›Kulturpolitik muss man sofort spüren‹

Wer mich am Balkon von Veronica Kaup-Hasler überraschte.

Veronica Kaup-Hasler führt mich auf den Balkon ihres Büros im Wiener Rathaus, und irgendwie ist damit schon ein ganz wichtiger Teil dieser Geschichte erzählt. Das Rathaus hat nämlich sehr viele Balkone. Natürlich auch jenen umstrittenen, der für Adolf Hitler errichtet wurde – aber um den geht es hier nicht. Nachdem Kaup-Hasler im Mai dieses Jahres zur Stadträtin für Kultur und Wissenschaft angelobt worden war, besorgte sie sich zwei Sessel, einen kleinen Tisch und bezog den Balkon als Freiluftbesprechungsraum. Hier sitzt sie nun und zündet sich eine dieser dünnen Zigaretten an. Jenseits der Blumenkistln dröhnt der Verkehr der Zweierlinie, die Sonne scheint, Kaffee und Tee werden serviert. Fast wie ein Picknick – ist doch herrlich, oder? Ja, ist es.

Rund 150 Tage ist es her, dass Kaup-Hasler die Seiten gewechselt hat – von der Kulturmanagerin und Intendantin des ›steirischen herbst‹ in die Stadtregierung des neuen Bürgermeisters Michael Ludwig. Geplant sei das nicht gewesen, aber wenn sie so über ihr Leben spricht, ergibt retro­spektiv alles einen Sinn. In ihrem Umfeld erkannte sie zunehmend eine regelrechte Depression darüber, wie Strategien der Polarisierung und des undifferenzierten Denkens Platz griffen. Das hat meine innere Einstellung zum politischen Tun verändert. Die Frage, wie Künstlerinnen und Künstler die Gesellschaft aktiv mitgestalten können, beschäftigt Kaup-Hasler schon lange. Sie ist ein politischer Mensch, dass und wie sie politisch tätig wird, war vermutlich nur eine Frage des Zeitpunkts. Wir sprechen lange über Kairos, jenen griechischen Begriff für den richtigen Zeitpunkt einer Entscheidung, und über das Serendipitätsprinzip, wonach man oft erst auf Umwegen das eigentlich Wesentliche entdeckt. Das ist mein Lebensprinzip. Doch dann verstummen wir beide jäh. Vor unserer Nase, in den roten Geranien im Blumenkistl, schwebt ein Kolibri. Ein Kolibri! Mitten in Wien? Wir staunen, lachen, machen Fotos, können es nicht glauben. Das muss der Klima­wandel sein. Wir scherzen, ob als nächstes vielleicht ein schmatzender Giraffenkopf hinter der Balustrade auftaucht.

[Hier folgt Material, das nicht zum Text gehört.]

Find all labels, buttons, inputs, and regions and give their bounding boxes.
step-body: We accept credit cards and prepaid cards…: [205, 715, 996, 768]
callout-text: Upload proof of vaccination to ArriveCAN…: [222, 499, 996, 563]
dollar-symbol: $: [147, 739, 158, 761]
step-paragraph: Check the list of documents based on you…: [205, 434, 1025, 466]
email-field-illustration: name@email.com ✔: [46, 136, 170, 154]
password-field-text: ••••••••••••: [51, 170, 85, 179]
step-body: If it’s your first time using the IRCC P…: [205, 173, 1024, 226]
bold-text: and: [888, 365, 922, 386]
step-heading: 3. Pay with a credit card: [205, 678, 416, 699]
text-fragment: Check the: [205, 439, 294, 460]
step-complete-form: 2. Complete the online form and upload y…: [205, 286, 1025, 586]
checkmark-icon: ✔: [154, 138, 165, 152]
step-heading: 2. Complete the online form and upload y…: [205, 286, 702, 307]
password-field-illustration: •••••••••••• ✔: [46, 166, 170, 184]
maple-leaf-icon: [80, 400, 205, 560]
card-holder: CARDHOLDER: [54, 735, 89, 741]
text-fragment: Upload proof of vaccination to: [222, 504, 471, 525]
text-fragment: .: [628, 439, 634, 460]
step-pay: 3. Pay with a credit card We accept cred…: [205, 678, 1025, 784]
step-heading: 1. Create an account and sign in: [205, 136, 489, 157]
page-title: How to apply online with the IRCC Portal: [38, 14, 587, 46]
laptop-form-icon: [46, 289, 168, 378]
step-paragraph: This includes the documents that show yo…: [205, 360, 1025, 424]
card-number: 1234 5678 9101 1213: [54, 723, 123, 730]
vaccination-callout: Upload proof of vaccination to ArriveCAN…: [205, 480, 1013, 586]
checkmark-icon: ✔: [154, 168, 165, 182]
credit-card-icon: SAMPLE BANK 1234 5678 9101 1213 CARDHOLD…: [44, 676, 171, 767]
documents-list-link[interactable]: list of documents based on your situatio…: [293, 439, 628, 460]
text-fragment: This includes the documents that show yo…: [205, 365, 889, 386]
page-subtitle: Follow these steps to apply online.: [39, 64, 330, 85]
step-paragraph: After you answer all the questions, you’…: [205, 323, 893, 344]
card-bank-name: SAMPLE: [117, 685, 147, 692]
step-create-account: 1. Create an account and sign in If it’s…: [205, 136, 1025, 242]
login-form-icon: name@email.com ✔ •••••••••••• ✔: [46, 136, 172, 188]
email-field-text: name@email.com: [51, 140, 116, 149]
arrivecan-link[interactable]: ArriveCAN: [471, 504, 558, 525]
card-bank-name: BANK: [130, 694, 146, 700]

Zurück zum Thema – was kann, was soll Kulturpolitik leisten? Wann ist sie erfolgreich und wie merkt man, dass sie es ist? Wenn Kulturpolitik Erfolg hat, muss man das sofort spüren. Was sie nicht ausspricht, was aber eindeutig rüberkommt: Sie sieht ihre Rolle weniger als mächtige Fördergeberin denn als Vermittlerin mit Sachverstand und offenem Visier – zwischen den Künstlerinnen und Künstlern, ihren Institutionen auf der einen Seite und der Stadt und den Menschen, die darin leben, auf der anderen. Kultur muss Zeichen gegen Exklusion setzen. Egal, ob zeitgenössische Musik oder die Tschaunerbühne. Und in der Vermittlung von Kunst, in der Öffnung von Kulturangeboten sieht sie großen Handlungs- und Gestaltungsbedarf. Die Perforation der Kunstblase muss von beiden ­Seiten passieren. Sie sagt das mit Blick auf die rasant wachsende Stadt mit ihren neuen Wohngebieten. Dort sollte Kunst und Kultur von Anfang an eine Rolle spielen – und zwar nicht nur niederschwellige Angebote, sondern auch herausfordernde Inhalte.

Und der Kolibri? Diese unwirkliche Er­scheinung? Tatsächlich unwirklich. Was vor uns schwebte, war ein Taubenschwänzchen, ein Falter, der gern mit dem Kolibri verwechselt wird.  Und der an milden Herbsttagen städtische Balkonpflanzen bevorzugt.

 

Veronica Kaup-Hasler ist Dramaturgin und Kulturmanagerin. Die 50-jährige gebürtige Ostdeutsche war von 2006 bis 2017 als Intendantin des Festivals ›steirischer herbst‹ tätig. Seit Mai arbeitet Kaup-Hasler, die kein Parteibuch besitzt, als Wiener Stadträtin für Kultur und Wissenschaft.